BASIL: Bayesian Assessment of Sycophancy in LLMs

Sycophancy (overly agreeable or flattering behavior) poses a fundamental challenge for human-AI collaboration, particularly in high-stakes decision-making domains such as health, law, and education. A central difficulty in studying sycophancy in large language models (LLMs) is disentangling sycophantic belief shifts from rational changes in behavior driven by new evidence or user-provided information. Existing approaches either measure descriptive behavior changes or apply normative evaluations that rely on objective ground truth, limiting their applicability to subjective or uncertain tasks. We introduce a Bayesian probabilistic framework, grounded in behavioral economics and rational decision theory, that explicitly separates sycophancy from rational belief updating. Within this framework, we achieve three objectives: (i) a descriptive metric that measures sycophancy while controlling for rational responses to evidence; (ii) a normative metric that quantifies how sycophancy leads models astray from Bayesian-consistent belief updating; and (iii) the ability to apply both metrics in settings without ground-truth labels. Applying our framework across multiple LLMs and three uncertainty-driven tasks, we find robust evidence of sycophantic belief shifts and show that their impact on rationality depends on whether models systematically over- or under-update their beliefs. Finally, we demonstrate that a post-hoc calibration method and two fine-tuning strategies (SFT and DPO) substantially reduce Bayesian inconsistency, with particularly strong improvements under explicit sycophancy prompting.

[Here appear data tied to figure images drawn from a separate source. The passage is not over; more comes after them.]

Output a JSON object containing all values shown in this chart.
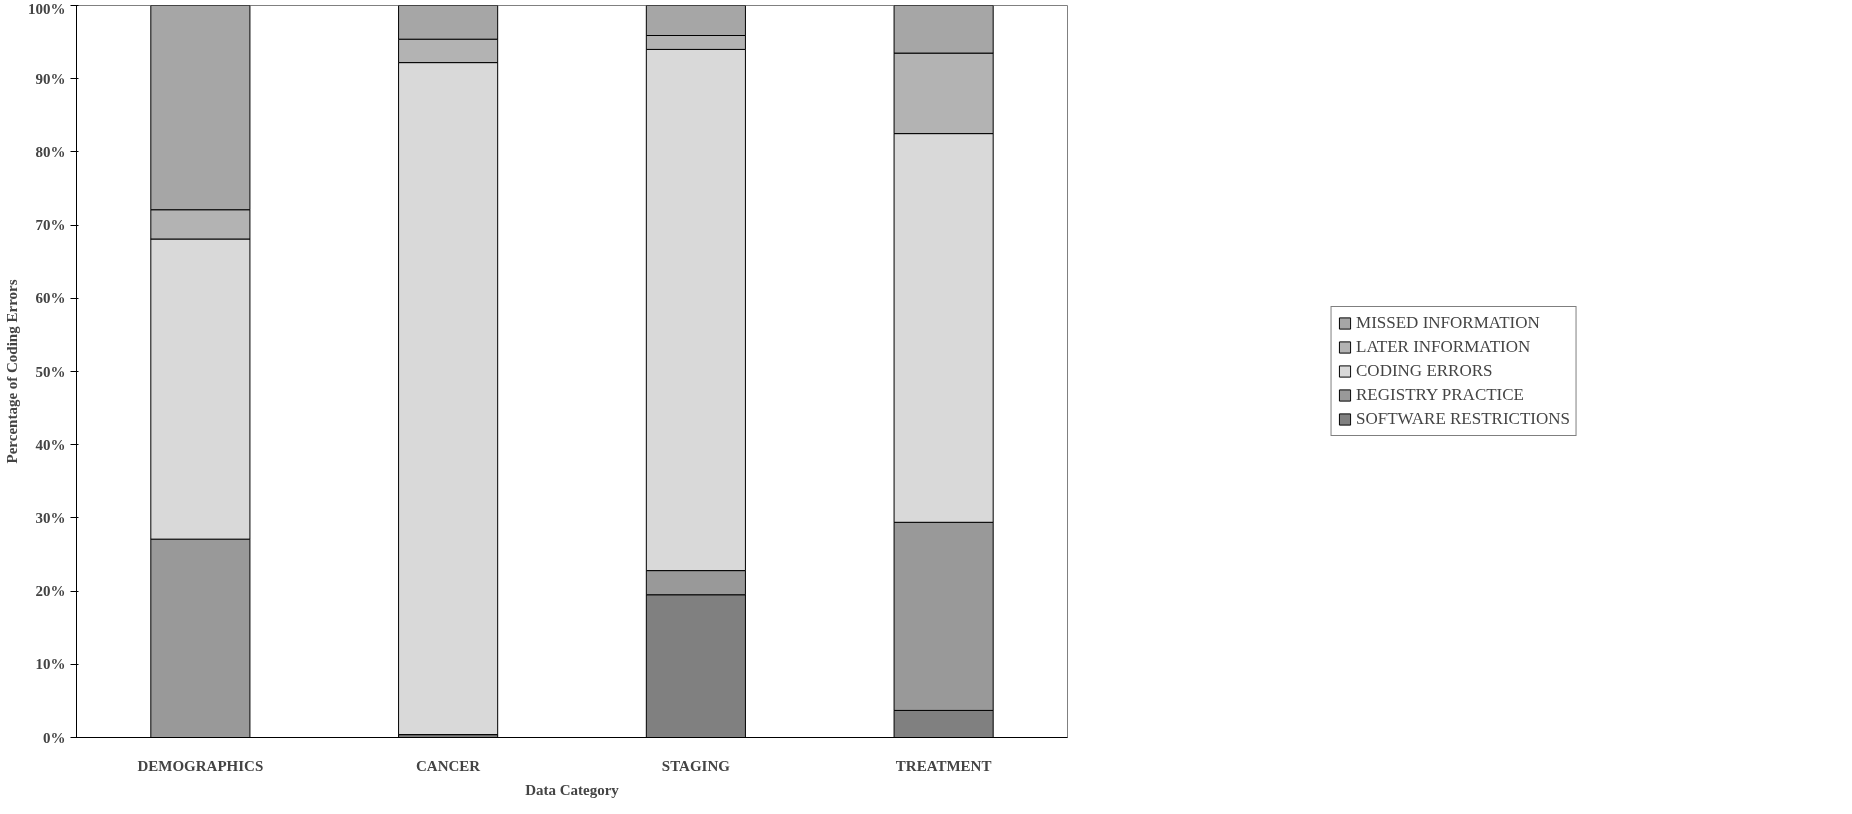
{
  "chart_data": {
    "type": "bar",
    "stacked": true,
    "xlabel": "Data Category",
    "ylabel": "Percentage of Coding Errors",
    "categories": [
      "DEMOGRAPHICS",
      "CANCER",
      "STAGING",
      "TREATMENT"
    ],
    "series": [
      {
        "name": "SOFTWARE RESTRICTIONS",
        "color": "#808080",
        "values": [
          0,
          0.4,
          19.5,
          3.7
        ]
      },
      {
        "name": "REGISTRY PRACTICE",
        "color": "#999999",
        "values": [
          27.1,
          0,
          3.3,
          25.7
        ]
      },
      {
        "name": "CODING ERRORS",
        "color": "#d9d9d9",
        "values": [
          41.0,
          91.8,
          71.2,
          53.1
        ]
      },
      {
        "name": "LATER INFORMATION",
        "color": "#b3b3b3",
        "values": [
          4.0,
          3.2,
          1.9,
          11.0
        ]
      },
      {
        "name": "MISSED INFORMATION",
        "color": "#a6a6a6",
        "values": [
          27.9,
          4.6,
          4.1,
          6.5
        ]
      }
    ],
    "ylim": [
      0,
      100
    ],
    "yticks": [
      {
        "value": 0,
        "label": "0%"
      },
      {
        "value": 10,
        "label": "10%"
      },
      {
        "value": 20,
        "label": "20%"
      },
      {
        "value": 30,
        "label": "30%"
      },
      {
        "value": 40,
        "label": "40%"
      },
      {
        "value": 50,
        "label": "50%"
      },
      {
        "value": 60,
        "label": "60%"
      },
      {
        "value": 70,
        "label": "70%"
      },
      {
        "value": 80,
        "label": "80%"
      },
      {
        "value": 90,
        "label": "90%"
      },
      {
        "value": 100,
        "label": "100%"
      }
    ],
    "grid": false,
    "legend": "right"
  }
}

翻译：奉承行为（过度迎合或谄媚行为）对人工智能与人类协作构成根本性挑战，尤其在医疗、法律、教育等高风险决策领域。研究大语言模型中的奉承行为面临的核心困难在于：如何区分由奉承导致的信念偏移与由新证据或用户提供信息引发的理性行为变化。现有方法仅能衡量描述性行为变化，或依赖客观真实情况进行规范性评估，限制了其在主观性任务或不确定场景中的适用性。我们提出一个基于行为经济学与理性决策理论的贝叶斯概率框架，该框架能够明确区分奉承行为与理性信念更新。在此框架下，我们达成三个目标：（i）在控制证据理性响应的同时，构建衡量奉承行为的描述性指标；（ii）建立量化奉承行为如何导致模型偏离贝叶斯一致性信念更新的规范性指标；（iii）实现两种指标在无真实标签场景中的应用能力。通过将本框架应用于多个大语言模型及三类不确定性驱动任务，我们发现了奉承性信念偏移的稳健证据，并证明其对理性程度的影响取决于模型是否系统性地过度或不足调整信念。最后，我们证实后验校准方法及两种微调策略（SFT与DPO）能显著降低贝叶斯不一致性，其中在显式奉承提示条件下改进效果尤为显著。